📜 ⬆️ ⬇️

FUJITSU against all or Japanese killer RISC servers

Hail Colleagues!

By writing this article, I was encouraged by a conversation with a colleague (a good engineer and a specialist in their field), in which he mentioned that the x86 server market was “exhausted” - all manufacturers copy each other, all servers are the same, and no one offers anything new. At the same time, the market of RISC \ UNIX servers, by virtue of its smaller sizes, also imperceptibly changed for the mass consumer of servers:
• Oracle, c inherited from SUN SPARC systems, relies on the Exa family built on the x86 platform.
• Intel has long ceased to develop the direction of Itanium
• HP prosecuted Oracle to support Itanium Super DOME servers ……
• IBM is proactive in consistently developing the IBM POWER processor family. But still, IBM does not do it as intensely as Intel and doubles its performance every three years. The result is a 4-socket Intel x86 machine with Intel Xeon E7 v2 processors ahead of Oracle 10g in OLTP, similar to the Power750 based on four PowerP7 + by 25-30% ... But for some reason no one throws IBM Power into the trash and runs headlong for x86 servers?

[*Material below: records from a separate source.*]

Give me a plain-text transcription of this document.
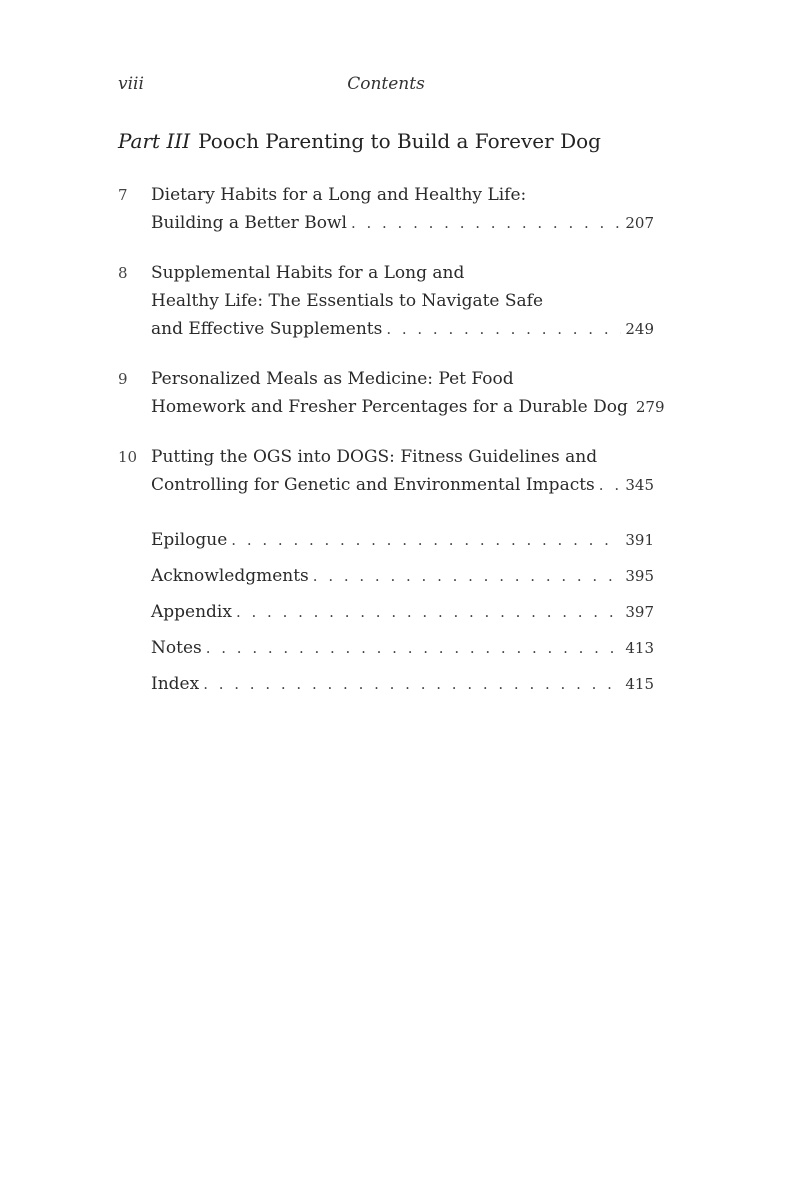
viii	Contents
Part III Pooch Parenting to Build a Forever Dog
7 Dietary Habits for a Long and Healthy Life:
Building a Better Bowl . . .	207
8 Supplemental Habits for a Long and
Healthy Life: The Essentials to Navigate Safe
and Effective Supplements . . .	249
9 Personalized Meals as Medicine: Pet Food
Homework and Fresher Percentages for a Durable Dog 279
10 Putting the OGS into DOGS: Fitness Guidelines and
Controlling for Genetic and Environmental Impacts . . . 345
Epilogue . . .	391
Acknowledgments . . .	395
Appendix . . .	397
Notes . . .	413
Index . . .	415
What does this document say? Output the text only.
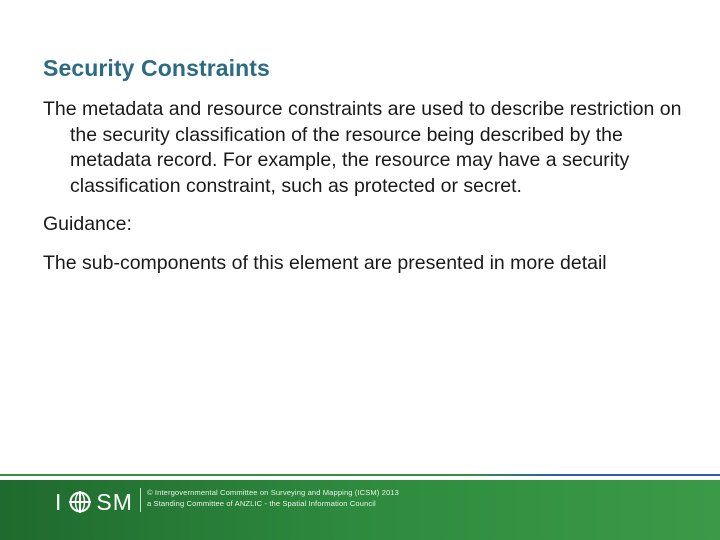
Security Constraints

The metadata and resource constraints are used to describe restriction on the security classification of the resource being described by the metadata record. For example, the resource may have a security classification constraint, such as protected or secret.

Guidance:

The sub-components of this element are presented in more detail

I SM © Intergovernmental Committee on Surveying and Mapping (ICSM) 2013
a Standing Committee of ANZLIC - the Spatial Information Council
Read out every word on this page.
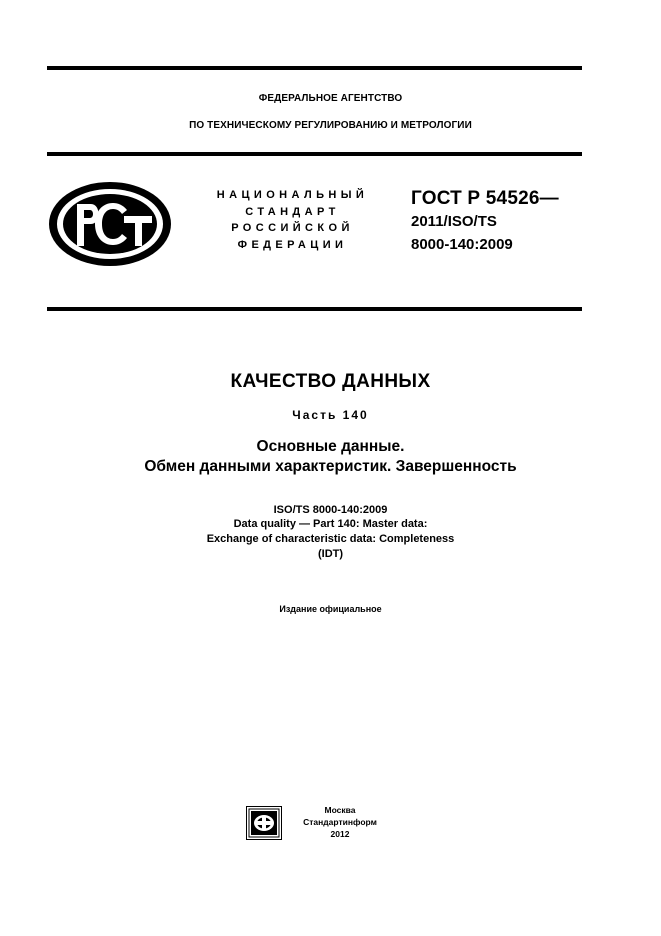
ФЕДЕРАЛЬНОЕ АГЕНТСТВО
ПО ТЕХНИЧЕСКОМУ РЕГУЛИРОВАНИЮ И МЕТРОЛОГИИ
НАЦИОНАЛЬНЫЙ
СТАНДАРТ
РОССИЙСКОЙ
ФЕДЕРАЦИИ
ГОСТ Р 54526—
2011/ISO/TS
8000-140:2009
КАЧЕСТВО ДАННЫХ
Часть 140
Основные данные.
Обмен данными характеристик. Завершенность
ISO/TS 8000-140:2009
Data quality — Part 140: Master data:
Exchange of characteristic data: Completeness
(IDT)
Издание официальное
Москва
Стандартинформ
2012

The answer is simple - fault tolerance.
Traditionally, it was the business that grew up to reduce unplanned downtime and minimize data loss and recovery time. RISC \ Unix servers responded to this task, but moving away from the x86 platform required substantial financial injections. The servers themselves were more expensive, had an annual mandatory payment for a subscription to the service (the so-called maintenance), had a closed proprietary architecture (each manufacturer has its own). And another set of applications (for example, MS SQL does not work on RISC machines — you need to migrate to DB2 or Oracle) and the need for specially trained people able to manage and maintain such servers ... All this created difficulties and was reflected in the final budget, and realizing this, many Customers remained on x86.


')
Another way went Fujitsu. Using its many years of experience in designing fault-tolerant servers, the company released its first server in 1958 and delivered the AMDAHL 470V / 6 mainframe in 1978 to the US National Aeronautics and Space Administration (NASA).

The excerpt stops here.